President, University of Oregon
Data Science Essential to Oregon’s Success
At UO, the partnership marks the first concrete efforts to combine work at the Knight Campus with efforts in data science, as well as clinical work, at OHSU. The result provides a model for the development of other focal areas, such as environmental big data, business analytics, ethics, behavioral data science and of collaborative research across UO and around the state, said Bill Cresko, biology professor and executive director of the UO’s Data Science Initiative.
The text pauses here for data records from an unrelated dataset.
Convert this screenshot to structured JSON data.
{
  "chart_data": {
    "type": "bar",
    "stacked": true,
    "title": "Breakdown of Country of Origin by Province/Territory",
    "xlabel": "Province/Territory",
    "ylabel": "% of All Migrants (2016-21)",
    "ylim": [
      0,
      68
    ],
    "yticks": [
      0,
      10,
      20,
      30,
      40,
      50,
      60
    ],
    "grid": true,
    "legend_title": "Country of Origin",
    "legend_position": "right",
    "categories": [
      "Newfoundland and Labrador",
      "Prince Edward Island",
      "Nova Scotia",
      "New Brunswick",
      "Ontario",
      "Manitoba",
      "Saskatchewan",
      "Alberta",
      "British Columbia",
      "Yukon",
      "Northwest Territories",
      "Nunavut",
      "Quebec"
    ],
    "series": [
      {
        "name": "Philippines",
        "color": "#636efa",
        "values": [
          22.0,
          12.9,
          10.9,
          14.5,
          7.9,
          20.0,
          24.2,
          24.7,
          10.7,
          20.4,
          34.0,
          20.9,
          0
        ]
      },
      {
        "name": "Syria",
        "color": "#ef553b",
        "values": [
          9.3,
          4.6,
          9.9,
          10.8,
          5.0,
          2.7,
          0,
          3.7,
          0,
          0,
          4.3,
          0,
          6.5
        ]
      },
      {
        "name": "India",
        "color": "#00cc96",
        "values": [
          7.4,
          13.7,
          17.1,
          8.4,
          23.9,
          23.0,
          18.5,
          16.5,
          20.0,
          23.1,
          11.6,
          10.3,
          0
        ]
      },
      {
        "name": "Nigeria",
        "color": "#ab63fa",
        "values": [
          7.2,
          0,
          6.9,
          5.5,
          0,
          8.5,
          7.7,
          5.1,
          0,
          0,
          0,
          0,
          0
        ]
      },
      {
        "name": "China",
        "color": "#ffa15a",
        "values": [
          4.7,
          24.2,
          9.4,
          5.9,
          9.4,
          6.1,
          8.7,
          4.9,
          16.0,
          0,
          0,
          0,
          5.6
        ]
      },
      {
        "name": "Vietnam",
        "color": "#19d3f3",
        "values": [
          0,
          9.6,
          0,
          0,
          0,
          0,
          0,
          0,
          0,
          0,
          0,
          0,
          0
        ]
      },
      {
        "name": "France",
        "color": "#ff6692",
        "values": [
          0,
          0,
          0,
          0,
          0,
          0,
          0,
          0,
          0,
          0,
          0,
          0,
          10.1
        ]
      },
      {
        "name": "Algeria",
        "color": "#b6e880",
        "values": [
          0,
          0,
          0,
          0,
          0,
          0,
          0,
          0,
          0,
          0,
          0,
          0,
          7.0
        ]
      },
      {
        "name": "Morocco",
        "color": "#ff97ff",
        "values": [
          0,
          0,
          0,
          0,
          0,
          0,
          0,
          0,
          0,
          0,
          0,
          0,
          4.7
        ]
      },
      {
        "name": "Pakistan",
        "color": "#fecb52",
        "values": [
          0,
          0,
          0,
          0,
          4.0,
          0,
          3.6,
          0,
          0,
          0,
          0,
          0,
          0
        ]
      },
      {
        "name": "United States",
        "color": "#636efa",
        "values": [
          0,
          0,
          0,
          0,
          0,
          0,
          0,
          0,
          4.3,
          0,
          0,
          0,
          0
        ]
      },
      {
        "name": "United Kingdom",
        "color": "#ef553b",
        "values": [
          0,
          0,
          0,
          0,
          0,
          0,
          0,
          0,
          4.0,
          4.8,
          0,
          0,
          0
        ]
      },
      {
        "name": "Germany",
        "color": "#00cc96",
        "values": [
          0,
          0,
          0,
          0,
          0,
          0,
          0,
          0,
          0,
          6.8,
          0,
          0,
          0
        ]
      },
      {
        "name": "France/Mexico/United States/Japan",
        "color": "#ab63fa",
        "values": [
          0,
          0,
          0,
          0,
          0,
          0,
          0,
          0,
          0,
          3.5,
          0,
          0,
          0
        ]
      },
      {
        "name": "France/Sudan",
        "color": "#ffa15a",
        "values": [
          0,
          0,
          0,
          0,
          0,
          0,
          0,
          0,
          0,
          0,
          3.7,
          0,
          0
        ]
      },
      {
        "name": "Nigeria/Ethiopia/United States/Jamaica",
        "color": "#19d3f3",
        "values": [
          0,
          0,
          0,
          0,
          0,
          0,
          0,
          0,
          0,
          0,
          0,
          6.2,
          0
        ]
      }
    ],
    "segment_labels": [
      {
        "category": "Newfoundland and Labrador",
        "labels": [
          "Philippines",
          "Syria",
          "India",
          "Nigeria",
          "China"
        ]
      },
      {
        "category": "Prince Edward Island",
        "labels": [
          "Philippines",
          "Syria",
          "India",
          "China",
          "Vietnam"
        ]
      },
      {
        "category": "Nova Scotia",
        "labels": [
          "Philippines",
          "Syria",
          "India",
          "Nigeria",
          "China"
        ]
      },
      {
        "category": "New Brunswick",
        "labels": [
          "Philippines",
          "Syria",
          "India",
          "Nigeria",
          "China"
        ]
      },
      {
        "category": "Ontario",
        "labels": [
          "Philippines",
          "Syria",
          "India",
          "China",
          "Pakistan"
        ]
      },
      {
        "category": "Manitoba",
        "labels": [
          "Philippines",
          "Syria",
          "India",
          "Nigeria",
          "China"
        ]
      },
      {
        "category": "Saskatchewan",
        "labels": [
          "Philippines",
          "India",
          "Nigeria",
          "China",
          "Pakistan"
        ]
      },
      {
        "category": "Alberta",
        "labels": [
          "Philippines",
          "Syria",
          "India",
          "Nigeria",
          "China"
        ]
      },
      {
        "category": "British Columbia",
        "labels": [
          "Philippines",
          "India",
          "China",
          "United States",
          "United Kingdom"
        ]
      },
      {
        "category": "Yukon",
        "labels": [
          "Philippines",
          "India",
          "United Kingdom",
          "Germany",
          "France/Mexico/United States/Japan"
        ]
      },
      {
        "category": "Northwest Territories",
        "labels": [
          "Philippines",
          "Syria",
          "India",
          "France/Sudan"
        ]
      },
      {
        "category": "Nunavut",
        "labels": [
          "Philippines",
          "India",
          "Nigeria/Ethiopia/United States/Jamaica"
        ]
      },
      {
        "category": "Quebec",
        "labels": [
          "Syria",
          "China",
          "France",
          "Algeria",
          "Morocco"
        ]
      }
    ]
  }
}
The agreement calls for a director to report jointly to OHSU and UO. Between the two institutions, the center is expected to hire more than eight new faculty members, bringing together existing faculty that could comprise a group greater than 20 in total. At the UO, those hires are slated to be in genomics, computer science, applied math and machine learning. This partnership will attract new students and postdoctoral fellows to both institutions to work on pressing biomedical problems that can be explored and solved using computational approaches.
“This allows us to recruit world-class faculty and graduate students like never before,” Cresko said. “We’ll attract a more diverse team of colleagues and students simply because we’ll have greatly increased opportunities in applied, translational and clinical research.”
UO Sees Opportunities for Clinical Impact
The partnership opens doors for UO faculty and the state’s most talented students, also bolstering opportunities for those who have been historically under-represented.
Over the years, a lack of clinical research opportunities meant losing both students and faculty members to out-of-state institutions with better prospects for engaging in translational research. Now, UO researchers — faculty and graduate students — can push discoveries into a clinical environment and collaborate with colleagues, speeding the path from discovery to impact, said UO biology professor Nadia Singh, whose work in genetics and genomics is a prime example of the UO’s expertise in areas key to the partnership.
“This partnership creates a diversity of perspective that allows us all to think of things and ask questions we’d never have thought of without it. When people from different disciplines come together, they frame their work in new ways. That’s when real innovation happens.”
UO Biology Professor
Data Science for the 21st Century
The Knight-to-Knight connection makes for a natural partnership in Oregon. But it’s just the first product of the Data Science Initiative’s long-term effort to bring together and support research in areas ranging from social sciences, humanities and natural sciences, to the College of Design, the College of Education and the School of Journalism and Communication.
By integrating data science efforts across the institution, providing infrastructure and building partnerships, the UO initiative fuels essential expansion and increased student opportunities in data science.
“This partnership now takes the UO into a clinical sphere of data science that wasn’t even thinkable just a few years ago,” Cresko said. “But the future is just as exciting, with many similar partnerships on the horizon. Most of these collaborations will be across campus. Some will be around the state. But all of them will apply data science principles to enrich the UO and Oregon for the 21st century.”